Many researchers are also eagerly awaiting the release of the DBI framework Scorpio from the creator of Capstone, Unicorne, Keystone. Based on this framework, the authors themselves have already made a fuzzer (Darko) and, according to them, successfully use it for fuzzing embedded devices. More on this can be found in the work."Digging Deep: Finding 0days in Embedded Systems with Code Coverage Guided Fuzzing . "
Modifications based on CPU hardware
When it comes to AFL modifications with support for the processor's hardware capabilities, this first of all indicates the possibility of fuzzing kernel code, and secondly, a higher fuzzing rate for applications without source code.
And, of course, first of all, we are talking about the hardware capabilities of the processor, like Intel PT (Processor Tracing). Which is available starting from the 6th generation of processors (approximately from 2015). Naturally, in order to use the following fuzzers, you will need hardware with the appropriate support for Intel PT.
- WinAFL-IntelPT is a third-party modification of WinAFL that already uses Intel PT technology instead of DynamoRIO.

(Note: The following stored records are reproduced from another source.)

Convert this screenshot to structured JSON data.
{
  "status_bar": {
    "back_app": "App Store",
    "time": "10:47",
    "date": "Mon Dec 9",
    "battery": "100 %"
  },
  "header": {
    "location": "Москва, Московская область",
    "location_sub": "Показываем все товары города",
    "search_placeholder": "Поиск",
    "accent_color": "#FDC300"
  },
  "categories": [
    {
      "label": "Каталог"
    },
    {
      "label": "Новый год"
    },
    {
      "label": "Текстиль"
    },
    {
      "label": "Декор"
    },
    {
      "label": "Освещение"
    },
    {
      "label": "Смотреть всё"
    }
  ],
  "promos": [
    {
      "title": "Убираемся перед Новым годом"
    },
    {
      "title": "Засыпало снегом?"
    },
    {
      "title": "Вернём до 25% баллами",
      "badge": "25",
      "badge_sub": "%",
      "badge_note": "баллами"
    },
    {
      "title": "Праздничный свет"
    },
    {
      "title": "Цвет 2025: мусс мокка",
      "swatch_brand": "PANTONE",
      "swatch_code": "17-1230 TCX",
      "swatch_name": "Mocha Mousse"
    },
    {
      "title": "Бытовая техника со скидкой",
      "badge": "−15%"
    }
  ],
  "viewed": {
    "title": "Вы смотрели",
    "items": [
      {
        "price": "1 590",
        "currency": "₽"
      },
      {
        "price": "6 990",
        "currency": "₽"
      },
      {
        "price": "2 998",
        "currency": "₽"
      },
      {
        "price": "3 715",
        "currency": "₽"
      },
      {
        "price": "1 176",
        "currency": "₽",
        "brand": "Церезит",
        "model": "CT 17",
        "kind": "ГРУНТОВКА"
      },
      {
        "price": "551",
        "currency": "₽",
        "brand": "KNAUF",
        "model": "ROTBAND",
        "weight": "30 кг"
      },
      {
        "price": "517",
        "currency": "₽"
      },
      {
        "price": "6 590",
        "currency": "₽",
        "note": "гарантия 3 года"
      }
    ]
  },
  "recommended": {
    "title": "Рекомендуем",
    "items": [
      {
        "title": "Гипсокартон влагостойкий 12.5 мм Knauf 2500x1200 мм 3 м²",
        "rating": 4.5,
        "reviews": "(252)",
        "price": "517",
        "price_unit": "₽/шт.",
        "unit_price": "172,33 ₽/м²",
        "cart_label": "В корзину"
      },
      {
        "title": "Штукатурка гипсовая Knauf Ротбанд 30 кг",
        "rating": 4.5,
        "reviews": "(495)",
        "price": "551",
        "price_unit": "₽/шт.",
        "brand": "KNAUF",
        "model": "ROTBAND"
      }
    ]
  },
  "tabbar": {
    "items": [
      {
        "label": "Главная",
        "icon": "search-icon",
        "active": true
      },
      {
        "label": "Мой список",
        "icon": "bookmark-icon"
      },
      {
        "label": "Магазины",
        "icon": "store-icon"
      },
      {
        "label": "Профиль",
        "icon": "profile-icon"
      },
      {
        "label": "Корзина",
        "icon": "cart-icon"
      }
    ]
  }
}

- kAFL is an academic development aimed at solving the problem of coverage-guided for kernel phasing in an OS in an independent manner. What is solved by using the hypervisor and Intel PT technology. Learn more from their whitepaper, “kAFL: Hardware-Assisted Feedback Fuzzing for OS Kernels” .
Conclusion
As you can see, this topic is actively developing. At the same time there is a large space for creativity to create a new, interesting and useful modification of AFL.
Thank you for your attention and successful fuzzing!
Coauthor: Nikita Knyzhov
P.S. Thanks to the whole team of the research center for their help in preparing this material, without their experience and help to prepare such a thing would be impossible.